Были и приличные игры: городки, лапта, в сумерках – прятки, а в домашних условиях еще карты и лото. В лото с удовольствием играли и дети, и взрослые. Зимой катались на самокатах: этакие деревянные щиты, поставленные на три конька и с ручкой, подвижной, тоже на коньке, и все наваливаются кучей и так, с визгом и с криком, несутся под откос по ледяному скату. И вот тут, среди владельцев самоката, возникает Санька Купец, который отчего-то меня невзлюбил и бил при встрече по носу (говорили: "по сопатке"), обычно до крови, потом отбирал санки и выворачивал карманы в поисках мелочи. Но однажды после моего зареванного возвращения домой его подкараулил мой отец и бежал за ним резво по огородам, с криком: "Сволочь, убью!" Купца он не догнал, но травля на время прекратилась. Да и времени для нее не оставалось – шел июнь сорок первого года.
11
Вдруг я заметил за собой такую странность: приближаясь этак осторожненько к черте, за которой начинается война, даже почти прикоснувшись к ней и занеся за черту ногу, я вдруг, отпрянув, возвращаюсь к довоенному детству, о котором что-то не досказано, не досмотрено… Недопрожито, что ли. Это даже не страх перед новой темой, которая порешит, порушит прошлое, а скорей суеверное чувство, что, перейдя в повествовании роковую границу, я уже не смогу вернуться назад и быть так беспечен и наивен. Безоглядно счастлив.
Тем более что на дворе теплый июнь, но еще не пропеченный до пыли на листах, еще цветет желтым сладким цветом акация, потом будут на ней острые стручки, из которых мы смастерим свистульки.
А вот каким образом в моем довоенном июне разместилось все сразу: пионерлагерь, чужая дача в Немчиновке, там же лес с белыми грибами, компашка моих дружков, Гвоздевы, Валька, мама, лежащая в больнице, у окна которой мы простаиваем по воскресеньям, да еще Глазовский сад (так он почему-то назывался) – не могу объяснить, просто не знаю.

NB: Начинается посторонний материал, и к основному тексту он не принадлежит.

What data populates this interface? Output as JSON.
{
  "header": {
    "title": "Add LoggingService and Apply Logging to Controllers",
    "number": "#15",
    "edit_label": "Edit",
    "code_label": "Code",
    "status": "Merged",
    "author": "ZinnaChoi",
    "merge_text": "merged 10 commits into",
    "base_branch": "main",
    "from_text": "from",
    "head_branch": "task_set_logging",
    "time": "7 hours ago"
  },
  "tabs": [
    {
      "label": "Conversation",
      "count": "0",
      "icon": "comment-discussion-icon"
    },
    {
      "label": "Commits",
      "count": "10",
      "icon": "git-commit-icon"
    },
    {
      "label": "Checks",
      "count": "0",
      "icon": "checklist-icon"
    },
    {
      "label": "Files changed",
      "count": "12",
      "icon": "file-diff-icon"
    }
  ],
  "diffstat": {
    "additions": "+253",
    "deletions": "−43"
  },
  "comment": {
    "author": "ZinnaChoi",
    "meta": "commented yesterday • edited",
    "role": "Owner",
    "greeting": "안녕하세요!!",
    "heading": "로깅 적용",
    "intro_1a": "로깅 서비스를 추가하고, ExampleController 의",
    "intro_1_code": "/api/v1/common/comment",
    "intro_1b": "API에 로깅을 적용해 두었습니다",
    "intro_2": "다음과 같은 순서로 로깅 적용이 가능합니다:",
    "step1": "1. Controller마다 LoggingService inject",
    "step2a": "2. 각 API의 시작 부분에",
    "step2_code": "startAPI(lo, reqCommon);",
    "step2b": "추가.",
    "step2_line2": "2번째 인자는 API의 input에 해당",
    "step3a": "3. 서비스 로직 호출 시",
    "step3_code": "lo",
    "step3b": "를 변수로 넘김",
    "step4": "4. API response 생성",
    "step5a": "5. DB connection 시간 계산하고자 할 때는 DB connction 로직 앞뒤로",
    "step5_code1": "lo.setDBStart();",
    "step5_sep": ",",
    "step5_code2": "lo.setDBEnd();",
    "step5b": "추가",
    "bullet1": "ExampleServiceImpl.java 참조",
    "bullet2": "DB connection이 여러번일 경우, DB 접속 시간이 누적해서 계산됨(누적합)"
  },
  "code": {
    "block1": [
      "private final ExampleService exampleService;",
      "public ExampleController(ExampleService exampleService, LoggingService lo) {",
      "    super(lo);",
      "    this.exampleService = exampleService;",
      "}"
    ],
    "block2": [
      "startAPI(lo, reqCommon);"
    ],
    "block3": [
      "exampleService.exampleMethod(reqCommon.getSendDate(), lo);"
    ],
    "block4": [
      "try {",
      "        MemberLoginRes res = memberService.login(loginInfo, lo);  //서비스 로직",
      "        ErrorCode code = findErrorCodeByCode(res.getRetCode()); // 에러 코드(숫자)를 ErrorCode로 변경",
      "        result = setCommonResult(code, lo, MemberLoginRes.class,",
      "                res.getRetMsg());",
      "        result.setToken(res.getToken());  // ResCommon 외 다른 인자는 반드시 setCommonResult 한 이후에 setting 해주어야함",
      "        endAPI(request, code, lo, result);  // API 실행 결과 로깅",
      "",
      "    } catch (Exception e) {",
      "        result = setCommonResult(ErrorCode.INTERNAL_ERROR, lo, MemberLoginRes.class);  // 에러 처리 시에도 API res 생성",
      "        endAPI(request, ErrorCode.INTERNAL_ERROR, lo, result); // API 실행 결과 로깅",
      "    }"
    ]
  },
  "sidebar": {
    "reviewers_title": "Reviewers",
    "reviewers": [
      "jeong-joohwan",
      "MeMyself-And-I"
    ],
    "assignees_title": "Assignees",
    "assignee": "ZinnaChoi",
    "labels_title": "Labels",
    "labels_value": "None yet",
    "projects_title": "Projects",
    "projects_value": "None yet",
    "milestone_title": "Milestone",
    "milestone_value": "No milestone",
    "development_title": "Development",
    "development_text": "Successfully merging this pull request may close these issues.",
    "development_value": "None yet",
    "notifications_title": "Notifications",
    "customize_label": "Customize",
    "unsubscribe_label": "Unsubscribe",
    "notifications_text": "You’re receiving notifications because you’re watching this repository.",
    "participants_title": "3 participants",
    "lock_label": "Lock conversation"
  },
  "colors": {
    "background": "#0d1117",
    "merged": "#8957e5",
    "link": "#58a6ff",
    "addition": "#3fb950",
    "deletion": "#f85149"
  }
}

В детстве отсчет времени иной, все течет медленней, а события видятся подробней, как обычно происходит в поездках в чужие края: за три дня переживешь столько, что покажется, прошел месяц… А вернешься домой, что месяц, что неделя, промелькнули – и нет. Детство – это ведь тоже поездка, это путешествие в окружающий мир, который еще не стал привычным, и каждый цветной осколок (сейчас-то я знаю, это от разбитой зеленой или коричневой бутылки из-под ситро), и даже шляпка гвоздя в полу или гривенник, найденный на помойке, помнятся так ярко, будто это было вчера.